YAPC::Asia 2008
I had missed the last conferences (in 2007, I was in Hiroshima working on yet another impossible-deadline project, which was memorable because it involved adventures in Javascript; in 2006, tickets were sold out too early), so this time I took no chances and bought my tickets well in advance (before my sabbatical even started).
I even submitted a few talk proposals, out of which a talk about multiprocessing/concurrency (entitled: "From POE To Erlang") was accepted for the 'advanced' track: There were three halls/tracks in all, and the scheduling and organization was really excellent: My talk on POE (The Perl Object Environment) was followed by a talk on XIRCD, which involved some POE code so that there seemed to be some continuity.

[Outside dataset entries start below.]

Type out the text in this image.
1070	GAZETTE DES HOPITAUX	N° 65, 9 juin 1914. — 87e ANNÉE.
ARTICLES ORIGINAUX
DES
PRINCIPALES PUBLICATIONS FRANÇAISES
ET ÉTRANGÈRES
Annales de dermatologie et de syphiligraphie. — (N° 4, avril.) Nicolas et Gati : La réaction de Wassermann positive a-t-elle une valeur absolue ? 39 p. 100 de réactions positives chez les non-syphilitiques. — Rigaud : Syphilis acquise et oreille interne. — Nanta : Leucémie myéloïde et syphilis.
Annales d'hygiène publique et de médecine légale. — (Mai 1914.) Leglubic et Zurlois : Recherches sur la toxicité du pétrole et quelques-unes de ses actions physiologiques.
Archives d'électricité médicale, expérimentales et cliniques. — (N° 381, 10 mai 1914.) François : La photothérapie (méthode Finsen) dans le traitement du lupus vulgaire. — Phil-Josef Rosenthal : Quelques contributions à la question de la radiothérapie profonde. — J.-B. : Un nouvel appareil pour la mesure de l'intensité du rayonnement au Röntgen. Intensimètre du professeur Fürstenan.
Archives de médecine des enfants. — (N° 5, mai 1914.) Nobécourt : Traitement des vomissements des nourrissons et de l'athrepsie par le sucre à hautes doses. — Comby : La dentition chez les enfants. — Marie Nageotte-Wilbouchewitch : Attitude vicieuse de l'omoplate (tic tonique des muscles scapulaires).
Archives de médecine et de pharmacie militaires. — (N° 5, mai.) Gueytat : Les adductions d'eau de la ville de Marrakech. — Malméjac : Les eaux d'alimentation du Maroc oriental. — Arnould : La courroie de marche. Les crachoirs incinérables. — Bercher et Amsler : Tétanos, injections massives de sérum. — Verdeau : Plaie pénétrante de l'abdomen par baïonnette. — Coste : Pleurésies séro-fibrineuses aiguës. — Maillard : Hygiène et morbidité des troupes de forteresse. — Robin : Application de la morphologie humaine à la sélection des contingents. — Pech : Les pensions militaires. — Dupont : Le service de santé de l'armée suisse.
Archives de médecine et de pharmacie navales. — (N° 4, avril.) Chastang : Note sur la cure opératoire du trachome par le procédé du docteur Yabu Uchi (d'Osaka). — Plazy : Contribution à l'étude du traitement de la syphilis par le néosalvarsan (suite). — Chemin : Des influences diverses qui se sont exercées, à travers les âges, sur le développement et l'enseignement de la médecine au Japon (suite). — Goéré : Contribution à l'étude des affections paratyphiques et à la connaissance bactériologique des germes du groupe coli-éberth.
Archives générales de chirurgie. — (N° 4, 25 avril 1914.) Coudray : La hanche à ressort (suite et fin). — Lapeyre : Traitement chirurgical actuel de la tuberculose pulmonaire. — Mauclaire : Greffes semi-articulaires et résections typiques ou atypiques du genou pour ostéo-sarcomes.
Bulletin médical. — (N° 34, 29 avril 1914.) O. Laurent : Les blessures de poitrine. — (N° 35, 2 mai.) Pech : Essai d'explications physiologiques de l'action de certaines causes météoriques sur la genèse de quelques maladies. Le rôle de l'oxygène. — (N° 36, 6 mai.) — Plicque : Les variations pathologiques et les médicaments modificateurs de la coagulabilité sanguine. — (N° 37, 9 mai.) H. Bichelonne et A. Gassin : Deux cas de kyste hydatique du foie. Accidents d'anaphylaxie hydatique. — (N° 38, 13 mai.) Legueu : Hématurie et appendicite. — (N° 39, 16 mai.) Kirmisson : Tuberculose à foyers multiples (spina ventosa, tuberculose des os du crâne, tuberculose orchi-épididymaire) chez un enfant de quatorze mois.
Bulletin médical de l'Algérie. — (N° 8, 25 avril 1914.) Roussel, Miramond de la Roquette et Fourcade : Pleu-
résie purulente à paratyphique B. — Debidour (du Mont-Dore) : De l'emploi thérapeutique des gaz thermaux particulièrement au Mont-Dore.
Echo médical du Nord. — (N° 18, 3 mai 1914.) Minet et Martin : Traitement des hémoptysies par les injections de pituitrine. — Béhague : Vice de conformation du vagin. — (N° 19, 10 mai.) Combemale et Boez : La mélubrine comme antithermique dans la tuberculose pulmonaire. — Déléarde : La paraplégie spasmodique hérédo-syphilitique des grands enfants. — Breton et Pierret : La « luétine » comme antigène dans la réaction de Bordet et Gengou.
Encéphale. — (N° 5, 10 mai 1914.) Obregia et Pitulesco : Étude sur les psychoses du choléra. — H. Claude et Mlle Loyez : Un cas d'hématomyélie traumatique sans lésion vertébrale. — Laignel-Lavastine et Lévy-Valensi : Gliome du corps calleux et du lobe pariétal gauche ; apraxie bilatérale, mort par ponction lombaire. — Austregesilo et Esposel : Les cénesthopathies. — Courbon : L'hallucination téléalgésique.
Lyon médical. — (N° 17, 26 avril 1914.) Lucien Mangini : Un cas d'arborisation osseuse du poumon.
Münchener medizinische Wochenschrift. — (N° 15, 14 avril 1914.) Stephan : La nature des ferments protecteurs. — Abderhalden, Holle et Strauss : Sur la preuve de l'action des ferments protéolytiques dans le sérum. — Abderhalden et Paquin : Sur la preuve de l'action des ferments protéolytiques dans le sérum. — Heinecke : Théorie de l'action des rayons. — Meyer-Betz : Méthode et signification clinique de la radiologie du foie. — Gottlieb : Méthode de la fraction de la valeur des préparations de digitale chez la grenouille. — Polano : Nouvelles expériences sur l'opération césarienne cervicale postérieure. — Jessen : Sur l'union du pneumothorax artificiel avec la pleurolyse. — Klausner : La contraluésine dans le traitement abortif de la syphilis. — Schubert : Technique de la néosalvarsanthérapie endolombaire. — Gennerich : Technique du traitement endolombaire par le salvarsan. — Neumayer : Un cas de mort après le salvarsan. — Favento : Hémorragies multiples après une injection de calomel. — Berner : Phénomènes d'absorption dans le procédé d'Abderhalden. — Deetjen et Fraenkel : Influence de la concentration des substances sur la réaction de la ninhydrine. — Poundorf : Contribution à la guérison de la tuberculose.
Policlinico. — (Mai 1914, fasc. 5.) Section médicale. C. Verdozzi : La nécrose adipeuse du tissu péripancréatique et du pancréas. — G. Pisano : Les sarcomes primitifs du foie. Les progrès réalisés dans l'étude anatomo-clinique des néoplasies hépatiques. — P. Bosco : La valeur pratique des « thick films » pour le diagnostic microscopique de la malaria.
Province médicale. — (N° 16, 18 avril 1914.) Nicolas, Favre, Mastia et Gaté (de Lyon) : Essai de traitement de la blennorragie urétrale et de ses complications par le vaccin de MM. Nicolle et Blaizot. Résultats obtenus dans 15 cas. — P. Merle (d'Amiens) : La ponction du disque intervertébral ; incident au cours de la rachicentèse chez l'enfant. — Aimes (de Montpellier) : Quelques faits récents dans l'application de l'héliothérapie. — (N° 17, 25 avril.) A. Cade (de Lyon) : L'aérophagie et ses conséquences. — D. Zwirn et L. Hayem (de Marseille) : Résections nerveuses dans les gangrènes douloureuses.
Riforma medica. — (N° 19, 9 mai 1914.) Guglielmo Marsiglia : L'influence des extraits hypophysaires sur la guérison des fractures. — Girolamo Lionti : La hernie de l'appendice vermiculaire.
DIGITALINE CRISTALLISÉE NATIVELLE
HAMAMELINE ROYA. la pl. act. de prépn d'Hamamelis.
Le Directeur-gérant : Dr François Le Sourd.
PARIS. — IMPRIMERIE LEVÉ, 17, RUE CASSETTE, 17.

This was also the first time in some 5 years since I actually spoke to a live audience (if you exclude the odd presentation I sometimes make at work, in broken Japanese), since I live and work in Japan. The talk went OK, but suffered a hurried, insufficient preparation. Making slides isn't as easy as I remember. I was out of practice. A second talk was also accepted, not for the actual conference tracks, but for the arrival party, on the 14th. Surprisingly enough, a Javascript talk; turns out that YAPC::Asia and the Perl community in general is very Javascript friendly. This Talk ('The Little Javascripter / Higher-Order Javascript') did not go too well at all; I ran out of time half-way through my slides (which I feared were not really complete). It turned out to be an expensive trial run, but a good learning experience.
But I hope the main talk made up for it. Special thanks to Ishigaki-san for the translations. POE really has been amazingly useful to me in the last few months, and I thought that talking about it would be a nice way to introduce Erlang to the Camel-folks. A lot were already in the know though; one lightning talk was on exactly the same topic (a POE and Erlang success story in Amazon), and while some people made strange faces at the Prologesque syntax, a couple of Erlang fans were nodding excitedly.
The Camel Folks
The great thing about YAPC is that you get to meet so many people. They say that this was the biggest YAPC yet. Meeting Larry Wall early on the morning of the arrival party day was especially memorable: I had no idea he would be showing up for the Tsukiji 7AM-sushi eating expedition, so imagine my surprise when he appeared out of nowhere and greeted me saying "Hajimemashite! Larry desu. Yoroshiku!" (I was probably the only person there that morning who he'd not met before). He's as funny as I imagined: When we arrived to find all the sushi restaurants closed, he expressed some mild dismay that his pun on the expression "shimatta!" had gone unnoticed. ('Shimatta' is Japanese for 'closed', as well as an expression for 'darn it!')
Me and Thilo got to meet him and Gloria Wall again, when we bumped into them at lunch time in Matsuya's.
Jesse was exactly like
I imagined; bubbly and resourceful;
Leon Brocard was
surprised (pleasantly bewildered?) to learn that I use
Devel::ebug, his replacement for the
original Perl debugger. I took the opportunity to
bounce off a couple of ideas I had (and a hack that
I'd made and had been using) on it. Jonathon Rockway's lightning talk
on here documents were pretty useful, and
Ingy's talks were the most fun.
pQuery
is a great idea.
The speakers were invited to Dan Kogai's (the Encode.pm guy!) house (now reknown for it's fabulous view) for a weekend Hackathon; I couldn't make it but did show up for a few hours on Sunday evening. I did not have anything planned to work on, so I started messing with Devel::ebug and (after the heads-up from Jesse's talk) Carp::REPL as well. I was hoping to re-implement my multiplexer hack (A way to allow Perl debugee processes to connect to a debug server so that ebug clients can debug them) without POE (which ought not to be a dependency for something like a debugger, though it was tremendously useful in prototyping the idea). Not much progress, but great fun. These people are nice.